Masa bodoh dan kurangnya kepedulian, itulah fakta yang tidak dapat dibantah. Betapa banyak kita menemukan warga masyarakat yang lalai menjaga diri dan keluarga mereka. Bahkan banyak diantaranya yang terpengaruh dengan berita hoax yang mengatakan kalau pandemi ini adalah buatan, berita bohong dan konspirasi asing.

Tidakkah mereka melihat korban berjatuhan begitu banyak? Apakah mereka menunggu virus corona itu menyerang mereka atau keluarganya dulu baru percaya? Sementara mereka dengan santainya mengabaikan protocol kesehatan yang dianjurkan pemerintah dengan 3 M-nya, yaitu: 1. Memakai masker dengan benar.  2. Menjaga jarak aman 1-2 meter dan 3. Mencuci tangan dengan sabun atau cairan sanitizer sesering mungkin.

Ketidak pedulian atau kemasabodohan warga masyarakat itu sendiri seakan mereka pelihara. Padahal bila seandaninya mereka tidak tahu, mereka bisa bertanya kepada orang yang mengerti dan lebih tahu. Banyak media yang bisa mereka manfaatkan untuk mencari tahu.

Seandainya kita tidak bisa meninggalkan rumah karena sakit atau lebih manjaga diri dan keluarga dari penularan pandemi Covid-19, maka kita bisa bertanya melalui media online yang memang khusus bergerak dibidang pelayanan kesehatan, misalnya, Halodoc.

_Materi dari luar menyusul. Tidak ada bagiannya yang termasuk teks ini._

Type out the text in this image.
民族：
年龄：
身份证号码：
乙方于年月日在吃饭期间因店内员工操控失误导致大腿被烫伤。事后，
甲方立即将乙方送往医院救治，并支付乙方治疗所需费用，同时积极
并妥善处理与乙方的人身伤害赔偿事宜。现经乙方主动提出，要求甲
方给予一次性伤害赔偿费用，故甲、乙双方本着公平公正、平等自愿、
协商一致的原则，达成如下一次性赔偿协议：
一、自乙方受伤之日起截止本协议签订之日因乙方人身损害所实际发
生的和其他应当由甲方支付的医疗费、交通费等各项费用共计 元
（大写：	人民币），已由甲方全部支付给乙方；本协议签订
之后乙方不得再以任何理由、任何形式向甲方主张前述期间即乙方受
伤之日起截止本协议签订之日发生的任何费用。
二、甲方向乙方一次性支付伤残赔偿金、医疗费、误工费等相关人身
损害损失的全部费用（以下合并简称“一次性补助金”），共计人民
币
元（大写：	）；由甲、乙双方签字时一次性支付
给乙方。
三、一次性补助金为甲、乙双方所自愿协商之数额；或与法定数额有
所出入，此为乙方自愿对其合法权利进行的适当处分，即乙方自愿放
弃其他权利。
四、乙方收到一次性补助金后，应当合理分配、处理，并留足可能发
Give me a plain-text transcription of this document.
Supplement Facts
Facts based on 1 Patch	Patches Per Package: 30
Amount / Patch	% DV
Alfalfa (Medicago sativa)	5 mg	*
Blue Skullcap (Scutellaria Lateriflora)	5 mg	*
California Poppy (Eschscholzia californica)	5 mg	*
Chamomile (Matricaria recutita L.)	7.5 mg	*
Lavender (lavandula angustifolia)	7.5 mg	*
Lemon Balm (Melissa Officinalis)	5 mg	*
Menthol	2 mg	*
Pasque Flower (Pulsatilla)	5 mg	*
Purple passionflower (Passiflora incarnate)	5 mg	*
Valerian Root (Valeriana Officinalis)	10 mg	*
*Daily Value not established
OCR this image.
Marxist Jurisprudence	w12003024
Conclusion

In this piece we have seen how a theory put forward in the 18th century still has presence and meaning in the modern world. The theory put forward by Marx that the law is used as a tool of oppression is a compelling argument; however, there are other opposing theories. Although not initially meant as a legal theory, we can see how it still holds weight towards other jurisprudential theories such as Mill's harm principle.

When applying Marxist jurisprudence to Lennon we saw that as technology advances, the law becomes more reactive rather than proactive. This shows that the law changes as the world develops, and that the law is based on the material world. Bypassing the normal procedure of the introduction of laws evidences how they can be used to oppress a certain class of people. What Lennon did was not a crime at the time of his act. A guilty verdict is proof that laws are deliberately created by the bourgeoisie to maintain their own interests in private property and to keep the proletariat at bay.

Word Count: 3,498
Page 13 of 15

Bagaimana kita menjaga diri dan lingkungan kita dari serangan virus pembunuh yang tidak kelihatan ini? Seperti yang sudah dijelaskan diatas yaitu dengan 3M. Namun ada satu cara lagi yang dapat kita lakukan, yaitu, mandi dengan sabun yang mengandung antiseptik. Sabun antiseptik ini cukup ampuh untuk membunuh kuman-kuman atau virus yang hinggap di tubuh kita.

Mengenal Antiseptik

Sebenarnya antiseptik apa sih? Pengertian antiseptik adalah senyawa kimia yang digunakan untuk membersihkan luka memar, luka iris, luka lecet, dan juga luka bakar ringan, yang terjadi akibat trauma seperti kecelakaan lalu lintas, kecelakaan kerja, ataupun kecelakaan lainnya. Antiseptik juga bisa disebut sebagai bahan yang digunakan untuk mencegah infeksi pada jaringan tubuh yang hidup seperti permukaan kulit dan bagian seperti bibir, saluran kencing dan juga alat kelamin. Itulah pengertian antiseptik sebenarnya

Antiseptik berguna dalam menghambat pertumbuhan kuman pada jaringan hidup. Antiseptik selalu digunakan dalam berbagai kondisi medis, termasuk untuk membersihkan luka terbuka dan digunakan untuk mencegah pertumbuhan bakteri yang masuk saat proses operasi. Antiseptik juga dapat membunuh kuman lain, tapi hal ini tergantung pada banyaknya konsentrasi, lamanya paparan antiseptik, dan seberapa banyak kuman menempel pada jaringan. Berikut ini beberapa daftar obat antiseptik yang umum digunakan:

  • Alkohol. Alkohol merupakan antiseptik yang kuat, yang akan membunuh kuman yang terkena dengan cepat. Para tenaga medis biasanya menggunakan alkohol sebelum melakukan tindakan seperti suntik dan infus. Tetapi jarang digunakan pada bagian luka bakar karena menimbulkan rasa sakit.
  • Rivanol. Antiseptik yang tidak mengiritasi jaringan sehingga sering digunakan dalam pembersihan luka seperti bisul, borok, luka iris, dan juga untuk mengompres luka. Kelemahan rivanol adalah hanya untuk bakteri jenis tertentu saja.
  • Hidrogen peroksida (H2O2). Antiseptik ini berfungsi mengatasi luka borok karena sifat antiseptik yang menyerang kuman tertentu yang biasanya terdapat pada borok. Kelemahan dapat memperlama waktu penyembuhan dan juga menimbulkan bekas pada luka, oleh karena itu sebaiknya gunakan dalam jumlah tertentu saja.
  • Povidone Iodine (betadine). Antiseptik yang lebih ditoleransi pada kulit sehingga tidak menghambat penyembuhan luka. Selain itu betadine berguna untuk antiseptik pada berbagai jenis kuman sehingga masih menjadi pilihan dalam mengobati luka – luka akibat trauma seperti luka iris, luka lecet, luka terbuka, dan luka lainnya.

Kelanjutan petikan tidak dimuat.